Everything here apart from the specific section on Windows is about Unix-alikes.
Details
It is possible to mark character strings (elements of character
vectors) as being in UTF-8 or Latin-1 (see Encoding
).
This allows file paths not in the native encoding to be
expressed in R character vectors but there is almost no way to use
them unless they can be translated to the native encoding. That is of
course not a problem if that is UTF-8, so these details are really only
relevant to the use of a non-UTF-8 locale (including a C locale) on a
Unix-alike.
Functions to open a file such as file
,
fifo
, pipe
, gzfile
,
bzfile
, xzfile
and unz
give
an error for non-native filepaths. Where functions look at existence
such as file.exists
, dir.exists
,
unlink
, file.info
and
list.files
, non-native filepaths are treated as
non-existent.
Many other functions use file
or gzfile
to open their
files.
file.path
allows non-native file paths to be combined,
marking them as UTF-8 if needed.
path.expand
only handles paths in the native encoding.
Windows
Windows provides proprietary entry points to access its file systems, and these gained ‘wide’ versions in Windows NT that allowed file paths in UCS-2/UTF-16 to be accessed from any locale.
Some R functions use these entry points when file paths are marked
as Latin-1 or UTF-8 to allow access to paths not in the current
encoding.
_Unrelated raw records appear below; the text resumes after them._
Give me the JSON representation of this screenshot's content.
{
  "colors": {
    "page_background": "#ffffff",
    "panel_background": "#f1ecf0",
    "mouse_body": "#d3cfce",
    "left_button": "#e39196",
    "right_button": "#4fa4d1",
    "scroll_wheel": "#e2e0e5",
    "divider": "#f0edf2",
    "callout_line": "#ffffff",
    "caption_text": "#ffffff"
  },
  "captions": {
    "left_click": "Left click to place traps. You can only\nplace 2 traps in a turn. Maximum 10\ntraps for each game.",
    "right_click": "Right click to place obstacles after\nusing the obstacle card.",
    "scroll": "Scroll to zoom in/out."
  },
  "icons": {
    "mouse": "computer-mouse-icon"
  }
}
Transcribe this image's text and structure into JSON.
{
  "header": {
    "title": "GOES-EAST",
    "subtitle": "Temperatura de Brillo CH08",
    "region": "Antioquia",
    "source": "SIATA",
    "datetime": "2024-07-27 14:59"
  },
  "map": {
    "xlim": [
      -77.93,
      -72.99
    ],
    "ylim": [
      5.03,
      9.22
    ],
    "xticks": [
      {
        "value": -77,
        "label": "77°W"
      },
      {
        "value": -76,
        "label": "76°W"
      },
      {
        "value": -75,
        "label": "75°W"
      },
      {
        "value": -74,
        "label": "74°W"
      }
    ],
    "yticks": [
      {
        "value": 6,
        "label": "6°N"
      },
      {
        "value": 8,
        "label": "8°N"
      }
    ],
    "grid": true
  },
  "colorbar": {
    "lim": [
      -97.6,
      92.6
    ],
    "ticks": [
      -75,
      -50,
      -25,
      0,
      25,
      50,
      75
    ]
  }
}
These include
file
, file.access
,
file.append
, file.copy
,
file.create
, file.exists
,
file.info
, file.link
,
file.remove
, file.rename
,
file.symlink
and
dir.create
, dir.exists
,
normalizePath
, path.expand
,
pipe
, Sys.glob
,
Sys.junction
,
unlink
but not gzfile
bzfile
,
xzfile
nor unz
.
For functions using gzfile
(including
load
, readRDS
, read.dcf
and
tar
), it is often possible to use a gzcon
connection wrapping a file
connection.
Other notable exceptions are list.files
,
list.dirs
, system
and file-path inputs for
graphics devices.
Historical comment
Before R 4.0.0, file paths marked as being in Latin-1 or UTF-8 were silently translated to the native encoding using escapes such as ‘<e7>’ or ‘<U+00e7>’. This created valid file names but maybe not those intended.
Note
This document is still a work-in-progress.